American college football season

The 1931 Georgia Bulldogs football team represented the University of Georgia during the 1931 Southern Conference football season. Members of the Southern Conference, the Bulldogs completed the season with an 8–2 record (6–1 SoCon). The two losses were to the Rose Bowl and national champion USC Trojans, and to SoCon champion and the team defeated by USC in the Rose Bowl, the Tulane Green Wave.

==Before the season==
Georgia's team was led by a group of veterans in end Catfish Smith, fullback Jack "The Ripper" Roberts and captain and quarterback Austin Downes. Buster Mott was a promising sophomore.

==Schedule==

| Date | Opponent | Site | Result | Attendance | Source |
| October 3 | VPI | Sanford Stadium; Athens, GA; | W 40–0 |  |  |
| October 10 | at Yale* | Yale Bowl; New Haven, CT; | W 26–7 | 70,000 |  |
| October 17 | at North Carolina | Kenan Memorial Stadium; Chapel Hill, NC; | W 32–7 | 17,000 |  |
| October 24 | Vanderbilt | Sanford Stadium; Athens, GA (rivalry); | W 9–0 |  |  |
| October 31 | at Florida | Florida Field; Gainesville, FL (rivalry); | W 33–6 | 20,000 |  |
| November 7 | at NYU* | Yankee Stadium; Bronx, NY; | W 7–6 | 65,000 |  |
| November 14 | at Tulane | Sanford Stadium; Athens, GA; | L 7–20 | 35,000 |  |
| November 21 | vs. Auburn | Memorial Stadium; Columbus, GA (rivalry); | W 12–6 |  |  |
| November 28 | Georgia Tech | Sanford Stadium; Athens, GA (rivalry); | W 35–6 |  |  |
| December 12 | at USC* | Los Angeles Memorial Coliseum; Los Angeles, CA; | L 0–60 | 75,000 |  |
*Non-conference game; Homecoming;

==Game summaries==
===Yale===

For the third straight year, Georgia's Bulldogs triumphed over "superstar" Hall of Famer Albie Booth and Yale's Bulldogs 26–7. Yale once had the ball on its own 45-yard line. "Tommy Taylor dropped back to pass. Catfish Smith hit Taylor as he released the ball and the wobbly toss was grabbed by guard Red Leathers of Georgia, who proceeded to dash 40 yards to the touchdown." Before the first half was over, Homer Key ran for a 74-yard touchdown, starting through right and cutting back. "He was surrounded by blue-clad players. He shuttled in and out like a white needle in haystack of blue, and finally he shout out and streaked for the goal."
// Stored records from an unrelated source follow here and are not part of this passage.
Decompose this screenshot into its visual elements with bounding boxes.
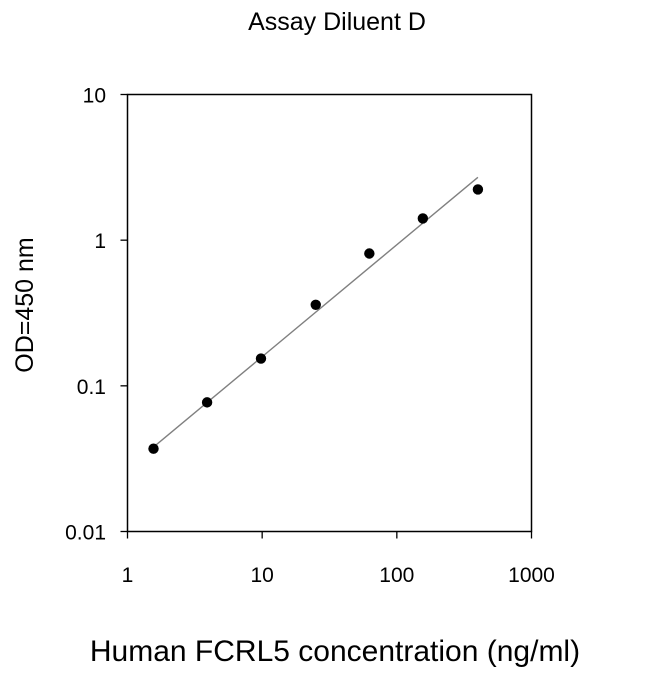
data-point bbox=[417, 213, 429, 224]
x-tick-label: 1000 bbox=[508, 564, 555, 587]
x-axis-ticks: 1 10 100 1000 bbox=[122, 531, 555, 587]
x-tick-label: 1 bbox=[122, 564, 134, 587]
y-tick-label: 0.01 bbox=[65, 522, 106, 545]
data-point bbox=[364, 248, 375, 259]
y-tick-label: 0.1 bbox=[77, 376, 106, 399]
data-point bbox=[201, 397, 213, 408]
y-axis-label: OD=450 nm bbox=[11, 237, 39, 373]
data-points bbox=[148, 184, 484, 454]
x-tick-label: 10 bbox=[250, 564, 273, 587]
y-tick-label: 10 bbox=[83, 85, 106, 108]
data-point bbox=[472, 184, 484, 195]
x-tick-label: 100 bbox=[379, 564, 414, 587]
x-axis-label: Human FCRL5 concentration (ng/ml) bbox=[90, 635, 580, 668]
plot-frame bbox=[126, 93, 533, 533]
data-point bbox=[310, 299, 321, 310]
y-tick-label: 1 bbox=[94, 230, 106, 253]
chart-title: Assay Diluent D bbox=[248, 8, 426, 36]
data-point bbox=[148, 443, 159, 454]
y-axis-ticks: 0.01 0.1 1 10 bbox=[65, 85, 128, 545]
data-point bbox=[255, 353, 267, 364]
regression-line bbox=[153, 176, 479, 448]
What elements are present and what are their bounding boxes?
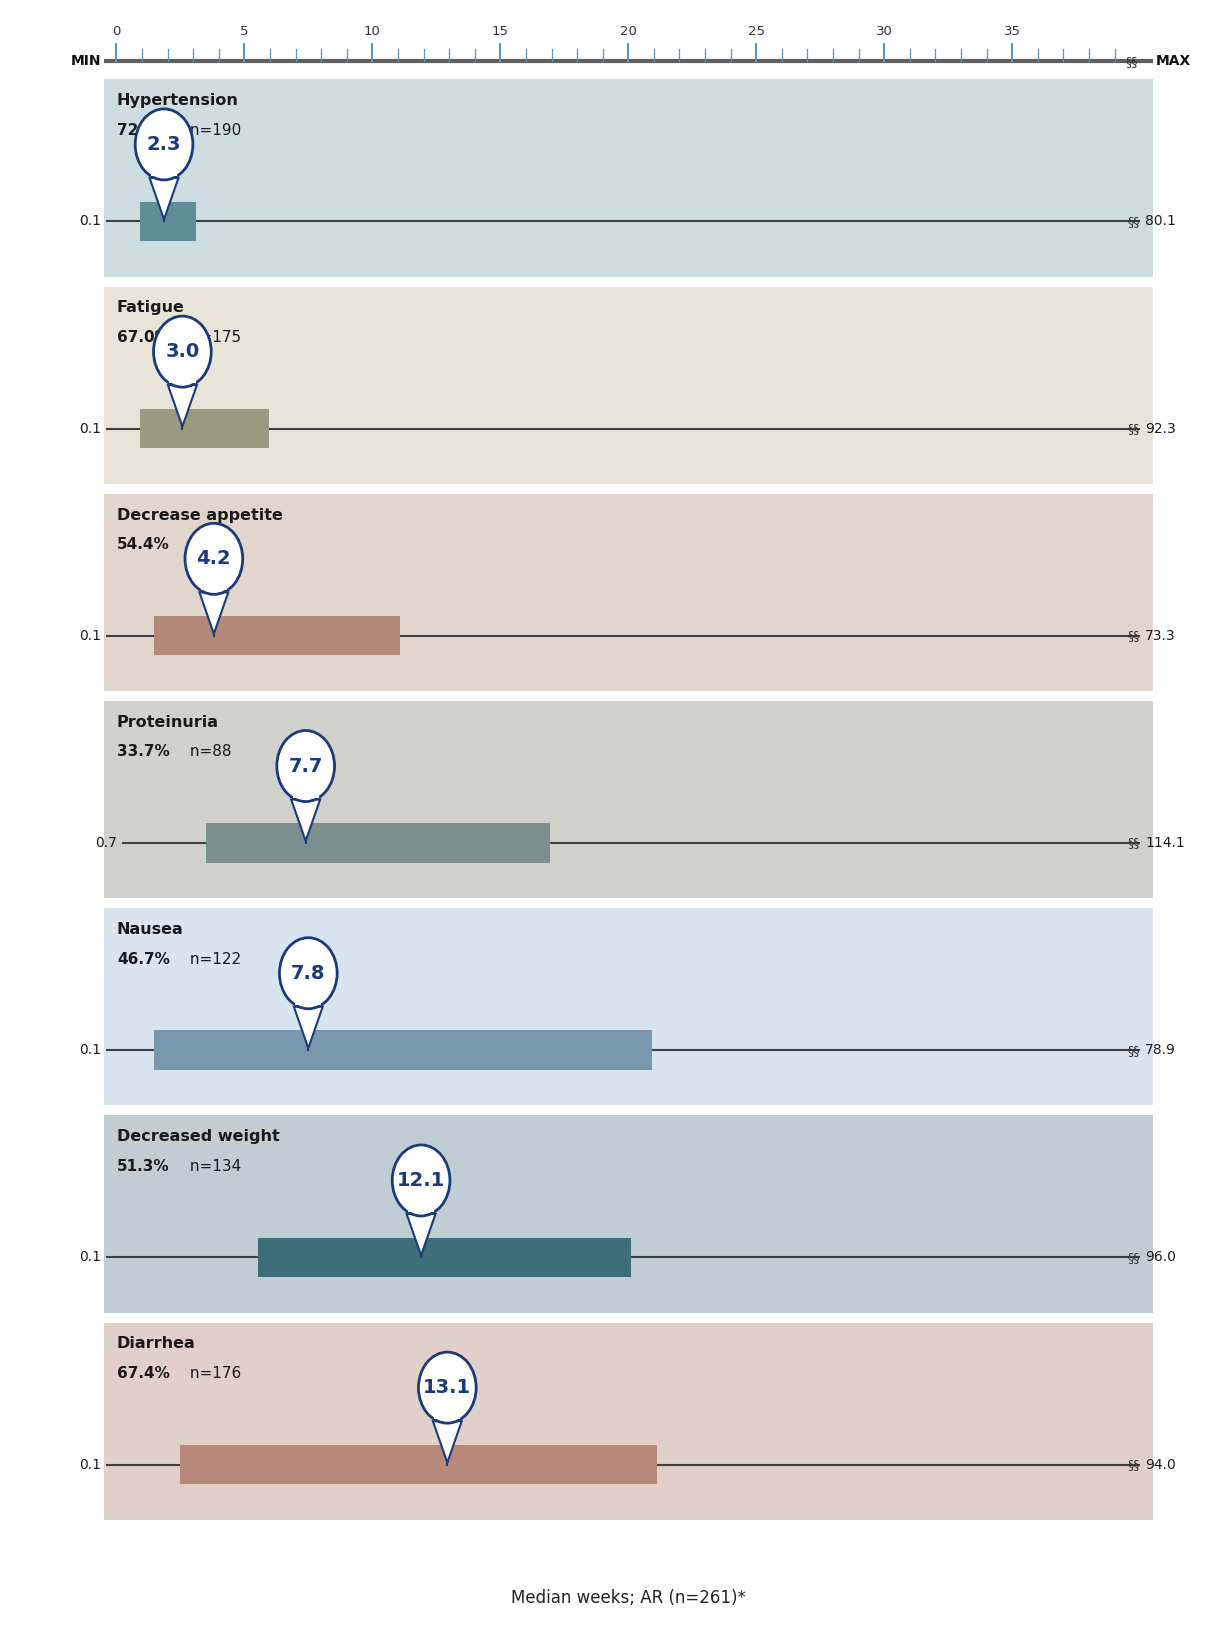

In the fourth quarter, after a short punt, Austin Downes connected with Key on a 27-yard touchdown pass. Later, Dickens intercepted Booth's pass at the 29-yard line, and Georgia drove it in with Gilmore finally going over to end the scoring.

The starting lineup was Crenshaw (left end), Townsend (left tackle), Patterson (left guard), Batchelder (center), Maddux (right guard), Cooper (right tackle), Wilson (right end), Downes (quarterback), Chandler (left halfback), Mott (right halfback) White (fullback).

| Team | 1 | 2 | 3 | 4 | Total |
|---|---|---|---|---|---|
| • Georgia | 0 | 13 | 0 | 13 | 26 |
| Yale | 0 | 0 | 7 | 0 | 7 |

===Vanderbilt===
Vernon Smith rushed Tommy Henderson, who always played without a helmet, and made him step out of bounds for a safety. In the third quarter it was still 2-0, and Georgia went for it on fourth down at the 8-yard line. Smith leaped above several Vanderbilt players to catch the touchdown.
===Florida===
The Bulldogs beat Charlie Bachman at Florida for the first time 33–6. Both Florida governor Doyle E. Carlton and Georgia governor Richard B. Russell attended the game. Florida scored when Scabby Phiel blocked a punt. Georgia scored in every period.

===Tulane===

Georgia lost to the eventual SIAA champion Tulane Green Wave 20–7. Tulane scored first on a 33-yard pass from Don Zimmerman to Vernon Haynes. Nollie Felts plunged in from the 1-yard line for the next touchdown. A pass from Georgia's Homey Key to Buster Mott netted 60 yards and a touchdown. After a botched punt, a double pass play led to Payne sprinting around left end for Tulane's final score.

| Team | 1 | 2 | 3 | 4 | Total |
|---|---|---|---|---|---|
| • Tulane | 7 | 6 | 7 | 0 | 20 |
| Georgia | 0 | 0 | 7 | 0 | 7 |

===USC===
Georgia was beaten by the national champion USC Trojans 60–0.